If every detail of this didn't actually happen, it would be a fictional best-seller. Nicholas Barclay, a 13-year-old blonde-haired, blue-eyed Texan boy went missing in 1994. Three years later, on a rainy night in Spain, a person made a call to the police, claiming to be that boy. That person was in fact mentally afflicted con artist Frederic Bourdin, an Algerian orphan, who had a history of impersonating missing and fictional children.
What an intriguing story, I hear you say. There's no question that it is. It might have been even more intriguing if the US media hadn't presaged this documentary, and therefore limited its potential impact, by covering the story in minute detail at the time of its unearthing, only 15 years ago.
Filmmaker Bart Layton chooses the annoying reconstruction technique, more at home in TV than in cinema; and yet he had the material for a heart-pounding thriller. Frederic Bourdin is allowed too much screen time, which he uses to gloat about how he ingeniously fooled the authorities and Nicholas's family into believing the implausible reason for his radical physical transformation, memory loss and new French accent. This over-familiarity with the villain and his modus operandi helps sanitise him and makes him appear less dangerous.
'The Imposter' was not made purely for entertainment purposes. The documentary asks whether Bourdin's actions were acceptable; after all, he was an orphan whom the authorities didn't care much for. This was his way to be 'reborn' and to be loved by a family who Bourdin still maintains never truly believed he was their son, but nonetheless accepted him because he was willing to be accepted.
The twist in the tale came when Bourdin made a full confession to dogged Private Investigator, Charlie Parker (who looks so much like a film PI). Bourdin claimed that the family murdered Nicholas, and embraced him as a way of closing the case. I admit that a cold chill ran down my spine every time Nicholas's mother is interviewed. The black t-shirt she wears with a blank expression, denying her guilt with verbose but carefully delivered sentences, does cause the question to hang.
With all their power and their reputation, the Federal Bureau of Investigation fell for a trickster. It beggars belief. FBI agent Nancy Fisher talks at some length to defend her actions. Despite reservations about his true identity, Frederic's correct identification of some family photos (coincidentally showed to him by Nicholas's sister a few days prior) was apparently enough for them to send him to the States. And yet we're reminded of how rare it is for missing people to reappear (they're usually assumed dead).
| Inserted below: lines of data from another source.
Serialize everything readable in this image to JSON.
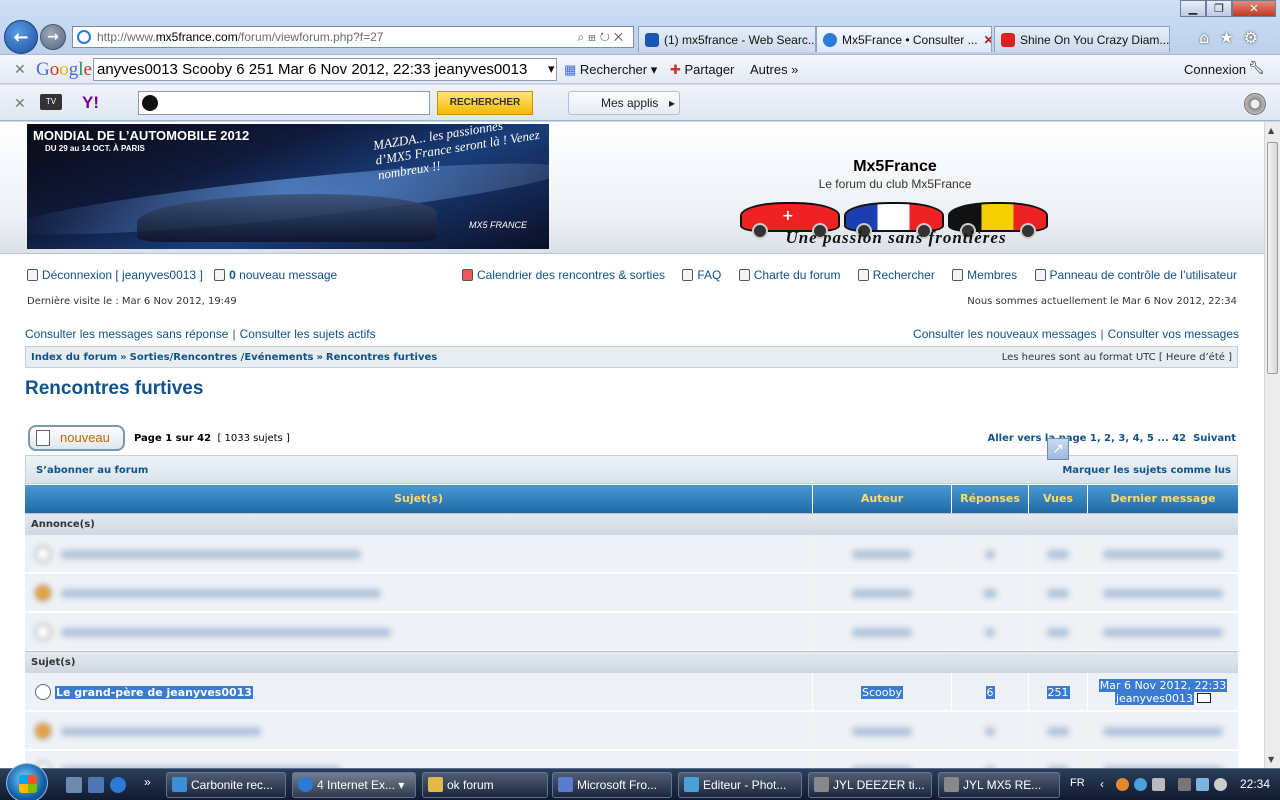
{
  "browser": {
    "address_prefix": "http://www.",
    "address_host": "mx5france.com",
    "address_path": "/forum/viewforum.php?f=27",
    "tabs": [
      {
        "label": "(1) mx5france - Web Searc...",
        "icon_color": "#1a57b5"
      },
      {
        "label": "Mx5France • Consulter ...",
        "icon_color": "#2a7ad8"
      },
      {
        "label": "Shine On You Crazy Diam...",
        "icon_color": "#d22"
      }
    ],
    "window_controls": [
      "minimize",
      "maximize",
      "close"
    ]
  },
  "google_toolbar": {
    "logo": "Google",
    "query": "anyves0013 Scooby 6 251 Mar 6 Nov 2012, 22:33 jeanyves0013",
    "search_label": "Rechercher",
    "share_label": "Partager",
    "more_label": "Autres »",
    "signin_label": "Connexion"
  },
  "yahoo_toolbar": {
    "logo": "Y!",
    "search_button": "RECHERCHER",
    "apps_label": "Mes applis"
  },
  "site": {
    "banner_title": "MONDIAL DE L’AUTOMOBILE 2012",
    "banner_date": "DU 29 au 14 OCT. À PARIS",
    "banner_slogan": "MAZDA... les passionnés d’MX5 France seront là ! Venez nombreux !!",
    "banner_logo": "MX5 FRANCE",
    "title": "Mx5France",
    "description": "Le forum du club Mx5France",
    "slogan": "Une passion sans frontières"
  },
  "nav": {
    "logout": "Déconnexion [ jeanyves0013 ]",
    "messages_count": "0",
    "messages_label": " nouveau message",
    "calendar": "Calendrier des rencontres & sorties",
    "faq": "FAQ",
    "charter": "Charte du forum",
    "search": "Rechercher",
    "members": "Membres",
    "ucp": "Panneau de contrôle de l’utilisateur",
    "last_visit": "Dernière visite le : Mar 6 Nov 2012, 19:49",
    "now": "Nous sommes actuellement le Mar 6 Nov 2012, 22:34",
    "unanswered": "Consulter les messages sans réponse",
    "active": "Consulter les sujets actifs",
    "new_posts": "Consulter les nouveaux messages",
    "your_posts": "Consulter vos messages"
  },
  "breadcrumb": {
    "items": [
      "Index du forum",
      "Sorties/Rencontres /Evénements",
      "Rencontres furtives"
    ],
    "separator": "»",
    "timezone": "Les heures sont au format UTC [ Heure d’été ]"
  },
  "forum": {
    "title": "Rencontres furtives",
    "new_topic_label": "nouveau",
    "page_prefix": "Page ",
    "page_current": "1",
    "page_of": " sur ",
    "page_total": "42",
    "topic_count": "[ 1033 sujets ]",
    "goto_label": "Aller vers la page ",
    "goto_pages": "1, 2, 3, 4, 5 ... 42",
    "next_label": "Suivant",
    "subscribe": "S’abonner au forum",
    "mark_read": "Marquer les sujets comme lus"
  },
  "table": {
    "headers": {
      "subject": "Sujet(s)",
      "author": "Auteur",
      "replies": "Réponses",
      "views": "Vues",
      "last": "Dernier message"
    },
    "announcements_label": "Annonce(s)",
    "topics_label": "Sujet(s)",
    "highlighted_topic": {
      "title": "Le grand-père de jeanyves0013",
      "author": "Scooby",
      "replies": "6",
      "views": "251",
      "last_date": "Mar 6 Nov 2012, 22:33",
      "last_author": "jeanyves0013"
    }
  },
  "taskbar": {
    "buttons": [
      {
        "label": "Carbonite rec...",
        "color": "#3a8fd8"
      },
      {
        "label": "4 Internet Ex...",
        "color": "#2a7ad8"
      },
      {
        "label": "ok forum",
        "color": "#e5b84a"
      },
      {
        "label": "Microsoft Fro...",
        "color": "#5a7bd0"
      },
      {
        "label": "Editeur - Phot...",
        "color": "#4aa0d8"
      },
      {
        "label": "JYL  DEEZER ti...",
        "color": "#888"
      },
      {
        "label": "JYL  MX5  RE...",
        "color": "#888"
      }
    ],
    "language": "FR",
    "clock": "22:34"
  }
}
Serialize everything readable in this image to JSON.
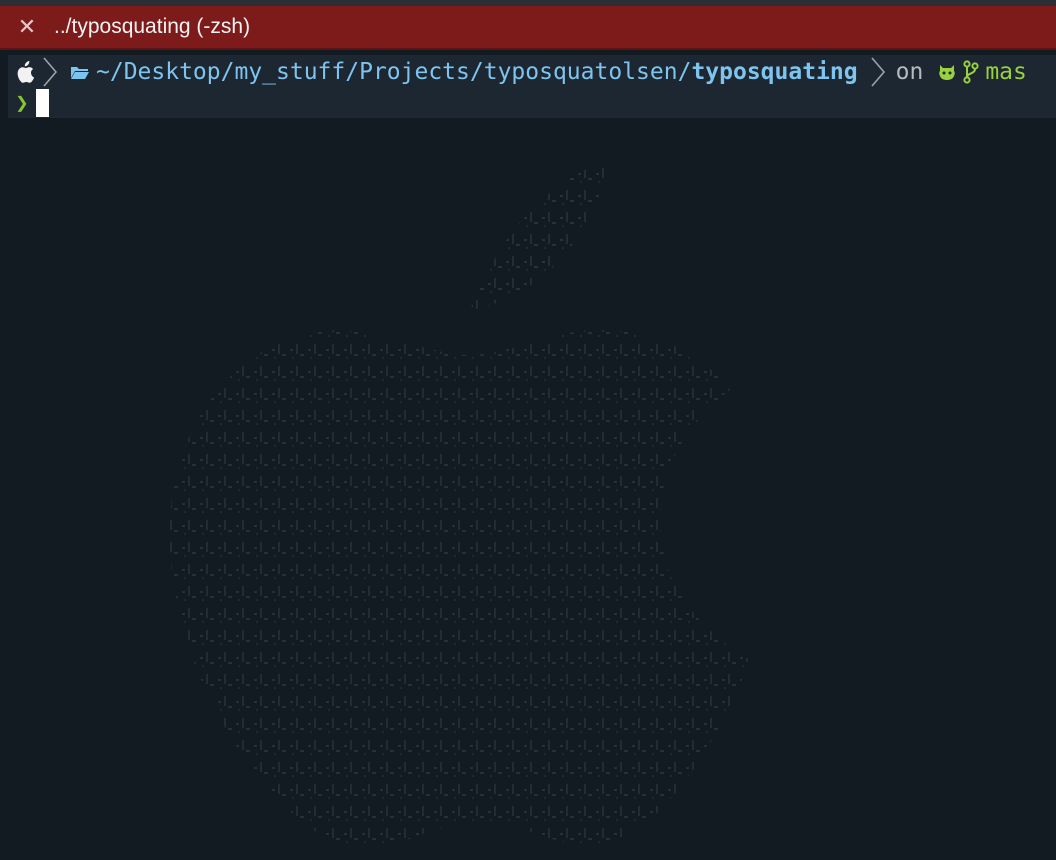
{
  "window": {
    "tab_title": "../typosquating (-zsh)",
    "close_label": "✕"
  },
  "prompt": {
    "path_prefix": "~/Desktop/my_stuff/Projects/typosquatolsen/",
    "path_current": "typosquating",
    "on_label": "on",
    "branch": "mas",
    "arrow": "❯"
  },
  "colors": {
    "tab_background": "#7d1b1b",
    "terminal_background": "#131b22",
    "path": "#7ec4ef",
    "branch": "#9ad13e",
    "prompt_arrow": "#86c633"
  },
  "icons": [
    "apple-icon",
    "folder-icon",
    "github-octocat-icon",
    "git-branch-icon",
    "close-icon"
  ]
}
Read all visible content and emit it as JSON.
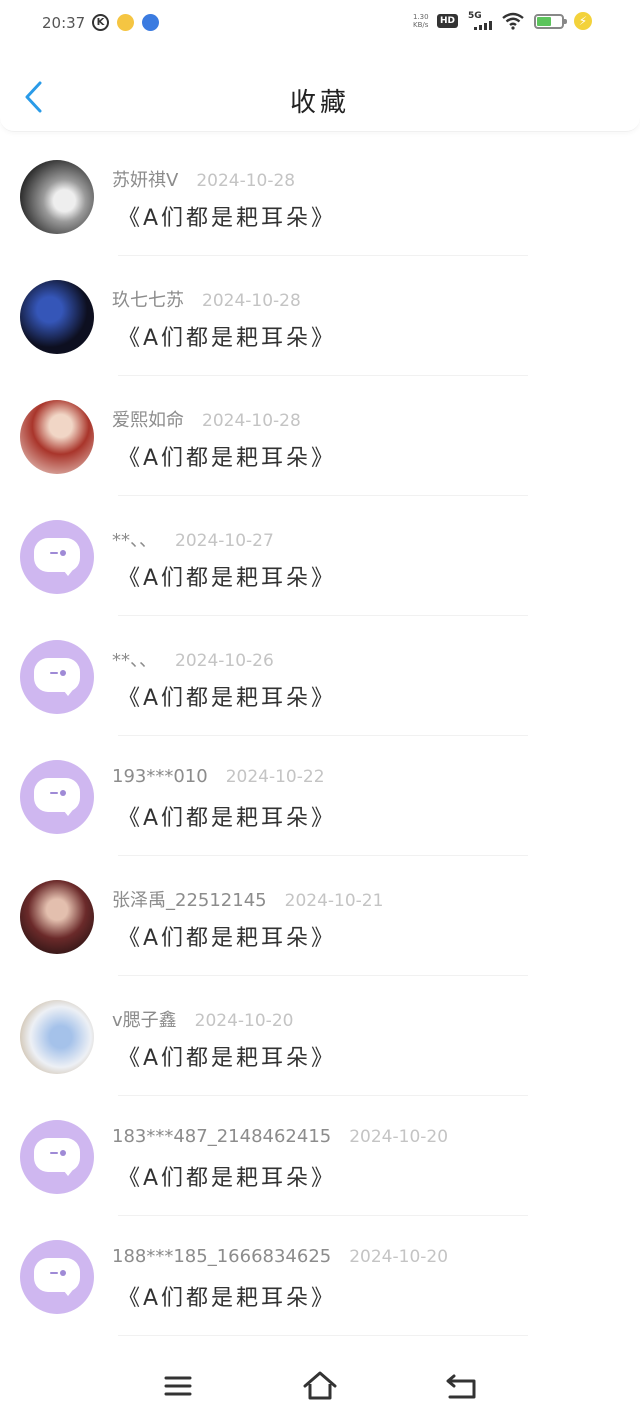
{
  "status_bar": {
    "time": "20:37",
    "network": "5G",
    "hd": "HD",
    "speed_value": "1.30",
    "speed_unit": "KB/s"
  },
  "header": {
    "title": "收藏"
  },
  "favorites": [
    {
      "user": "苏妍祺V",
      "date": "2024-10-28",
      "work": "《A们都是耙耳朵》",
      "avatar": "photo"
    },
    {
      "user": "玖七七苏",
      "date": "2024-10-28",
      "work": "《A们都是耙耳朵》",
      "avatar": "photo"
    },
    {
      "user": "爱熙如命",
      "date": "2024-10-28",
      "work": "《A们都是耙耳朵》",
      "avatar": "photo"
    },
    {
      "user": "**、、",
      "date": "2024-10-27",
      "work": "《A们都是耙耳朵》",
      "avatar": "default"
    },
    {
      "user": "**、、",
      "date": "2024-10-26",
      "work": "《A们都是耙耳朵》",
      "avatar": "default"
    },
    {
      "user": "193***010",
      "date": "2024-10-22",
      "work": "《A们都是耙耳朵》",
      "avatar": "default"
    },
    {
      "user": "张泽禹_22512145",
      "date": "2024-10-21",
      "work": "《A们都是耙耳朵》",
      "avatar": "photo"
    },
    {
      "user": "v腮子鑫",
      "date": "2024-10-20",
      "work": "《A们都是耙耳朵》",
      "avatar": "photo"
    },
    {
      "user": "183***487_2148462415",
      "date": "2024-10-20",
      "work": "《A们都是耙耳朵》",
      "avatar": "default"
    },
    {
      "user": "188***185_1666834625",
      "date": "2024-10-20",
      "work": "《A们都是耙耳朵》",
      "avatar": "default"
    }
  ],
  "colors": {
    "accent": "#2a9be8",
    "default_avatar": "#cfb7f0"
  },
  "icons": {
    "back": "chevron-left-icon",
    "menu": "menu-icon",
    "home": "home-icon",
    "return": "return-icon"
  }
}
The family may have had their own reasons to be taken in by Bourdin, but the authorities - they couldn't have truly believed Bourdin was Nicholas, could they? Is it not just conceivable that this 'reunion' was allowed to happen because it allowed America to once again be the world's greatest country? Who knows? What we do know is that Nicholas Barclay is still missing, and Bourdin now lives happily in France with a wife and three kids.